No candidate has won statewide elective office in California in the modern era, and some questioned whether she was well known enough to place among the top-two vote-getters in the primary. As Election Day neared, a statewide poll by the Institute of Governmental Studies at UC Berkeley showed her trailing Democrat Bonta and both Republican candidates.
She banked on public dissatisfaction with crime rates and criticism of two liberal DAs — San Francisco’s Chesa Boudin and Los Angeles’ George Gascon — to bolster her claim to being the tough on crime candidate California needed.
And she touted her support from crime victims groups and her focus on the fentanyl epidemic, growing problems from homelessness and her criticism of California’s prison system for what she called “early releases” of inmates to win her enough votes to advance to the November general election .
Bonta ahead in blue state
The path to victory for any challenger against Bonta will be difficult in November.

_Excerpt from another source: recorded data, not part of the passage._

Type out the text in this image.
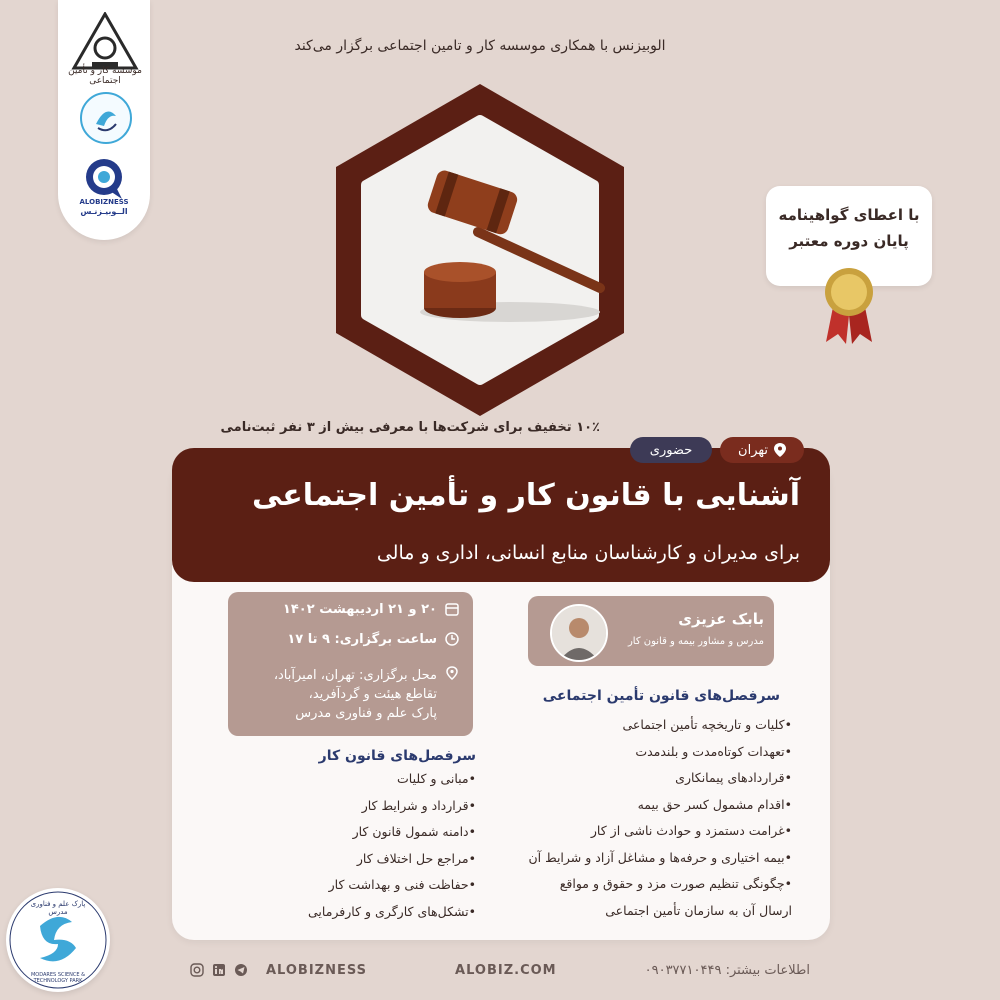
موسسه کار و تأمین اجتماعی
ALOBIZNESS
الــوبیـزنـس
الوبیزنس با همکاری موسسه کار و تامین اجتماعی برگزار می‌کند
با اعطای گواهینامه
پایان دوره معتبر
۱۰٪ تخفیف برای شرکت‌ها با معرفی بیش از ۳ نفر ثبت‌نامی
تهران
حضوری
آشنایی با قانون کار و تأمین اجتماعی
برای مدیران و کارشناسان منابع انسانی، اداری و مالی
۲۰ و ۲۱ اردیبهشت ۱۴۰۲
ساعت برگزاری: ۹ تا ۱۷
محل برگزاری: تهران، امیرآباد،
تقاطع هیئت و گردآفرید،
پارک علم و فناوری مدرس
بابک عزیزی
مدرس و مشاور بیمه و قانون کار
سرفصل‌های قانون تأمین اجتماعی
•کلیات و تاریخچه تأمین اجتماعی
•تعهدات کوتاه‌مدت و بلندمدت
•قراردادهای پیمانکاری
•اقدام مشمول کسر حق بیمه
•غرامت دستمزد و حوادث ناشی از کار
•بیمه اختیاری و حرفه‌ها و مشاغل آزاد و شرایط آن
•چگونگی تنظیم صورت مزد و حقوق و مواقع
ارسال آن به سازمان تأمین اجتماعی
سرفصل‌های قانون کار
•مبانی و کلیات
•قرارداد و شرایط کار
•دامنه شمول قانون کار
•مراجع حل اختلاف کار
•حفاظت فنی و بهداشت کار
•تشکل‌های کارگری و کارفرمایی
ALOBIZNESS	ALOBIZ.COM	اطلاعات بیشتر: ۰۹۰۳۷۷۱۰۴۴۹
پارک علم و فناوری مدرس
MODARES SCIENCE & TECHNOLOGY PARK
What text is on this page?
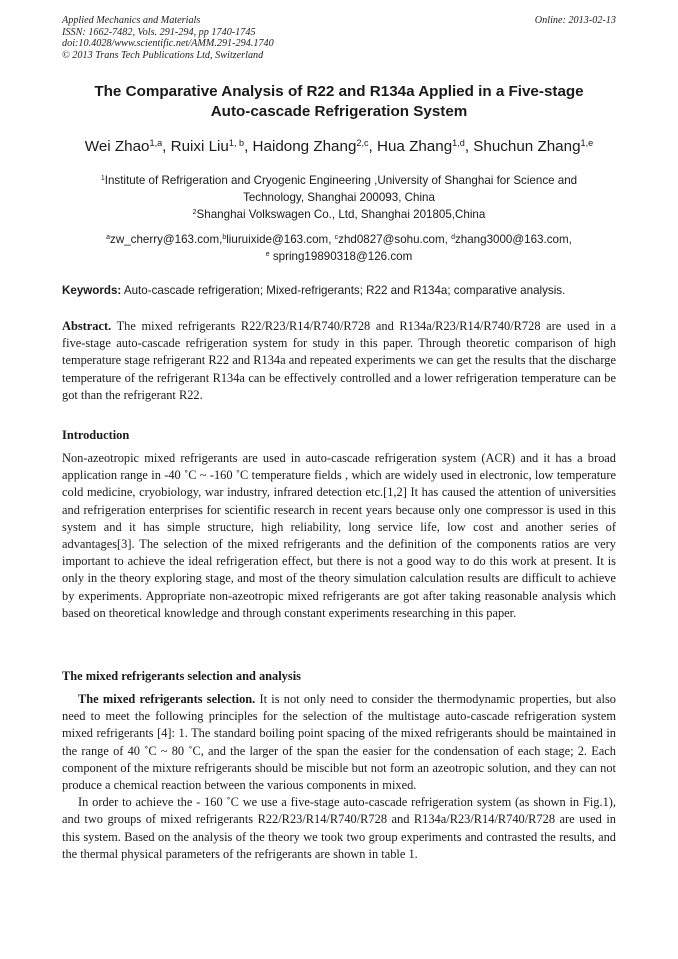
Applied Mechanics and Materials
ISSN: 1662-7482, Vols. 291-294, pp 1740-1745
doi:10.4028/www.scientific.net/AMM.291-294.1740
© 2013 Trans Tech Publications Ltd, Switzerland
Online: 2013-02-13
The Comparative Analysis of R22 and R134a Applied in a Five-stage
Auto-cascade Refrigeration System
Wei Zhao$^{1,a}$, Ruixi Liu$^{1, b}$, Haidong Zhang$^{2,c}$, Hua Zhang$^{1,d}$, Shuchun Zhang$^{1,e}$
$^1$Institute of Refrigeration and Cryogenic Engineering ,University of Shanghai for Science and
Technology, Shanghai 200093, China
$^2$Shanghai Volkswagen Co., Ltd, Shanghai 201805,China
$^a$zw_cherry@163.com,$^b$liuruixide@163.com, $^c$zhd0827@sohu.com, $^d$zhang3000@163.com,
$^e$ spring19890318@126.com
Keywords: Auto-cascade refrigeration; Mixed-refrigerants; R22 and R134a; comparative analysis.

Abstract. The mixed refrigerants R22/R23/R14/R740/R728 and R134a/R23/R14/R740/R728 are used in a five-stage auto-cascade refrigeration system for study in this paper. Through theoretic comparison of high temperature stage refrigerant R22 and R134a and repeated experiments we can get the results that the discharge temperature of the refrigerant R134a can be effectively controlled and a lower refrigeration temperature can be got than the refrigerant R22.

Introduction

Non-azeotropic mixed refrigerants are used in auto-cascade refrigeration system (ACR) and it has a broad application range in -40 ˚C ~ -160 ˚C temperature fields , which are widely used in electronic, low temperature cold medicine, cryobiology, war industry, infrared detection etc.[1,2] It has caused the attention of universities and refrigeration enterprises for scientific research in recent years because only one compressor is used in this system and it has simple structure, high reliability, long service life, low cost and another series of advantages[3]. The selection of the mixed refrigerants and the definition of the components ratios are very important to achieve the ideal refrigeration effect, but there is not a good way to do this work at present. It is only in the theory exploring stage, and most of the theory simulation calculation results are difficult to achieve by experiments. Appropriate non-azeotropic mixed refrigerants are got after taking reasonable analysis which based on theoretical knowledge and through constant experiments researching in this paper.

The mixed refrigerants selection and analysis

The mixed refrigerants selection. It is not only need to consider the thermodynamic properties, but also need to meet the following principles for the selection of the multistage auto-cascade refrigeration system mixed refrigerants [4]: 1. The standard boiling point spacing of the mixed refrigerants should be maintained in the range of 40 ˚C ~ 80 ˚C, and the larger of the span the easier for the condensation of each stage; 2. Each component of the mixture refrigerants should be miscible but not form an azeotropic solution, and they can not produce a chemical reaction between the various components in mixed.

In order to achieve the - 160 ˚C we use a five-stage auto-cascade refrigeration system (as shown in Fig.1), and two groups of mixed refrigerants R22/R23/R14/R740/R728 and R134a/R23/R14/R740/R728 are used in this system. Based on the analysis of the theory we took two group experiments and contrasted the results, and the thermal physical parameters of the refrigerants are shown in table 1.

Nearly half of voters in California are registered Democrats, and roughly 23% are registered no party preference. The state has not elected a Republican attorney general since 1995.
Hochman, a former federal prosecutor, is viewed as a more establishment candidate with a wellspring of conservative backers, is a former federal prosecutor. He also served as assistant US attorney for the Central District of California’s criminal division for seven years.
Hochman has worked both as a prosecutor and as a defense attorney, overseeing cases ranging from tax evasion and money laundering, to drug trafficking and gang gang. Touting his decades of experience, he has vowed to reduce crime rates in California.
Among Hochman’s key agenda items is going after fentanyl dealers and human traffickers more aggressively, and supporting court-mandated treatment for drug and alcohol addiction and severe mental health issues to address homelessness. He is also critical of Proposition 47, approved by voters in 2014, which reduced penalties for some non-violent drug and theft offenses.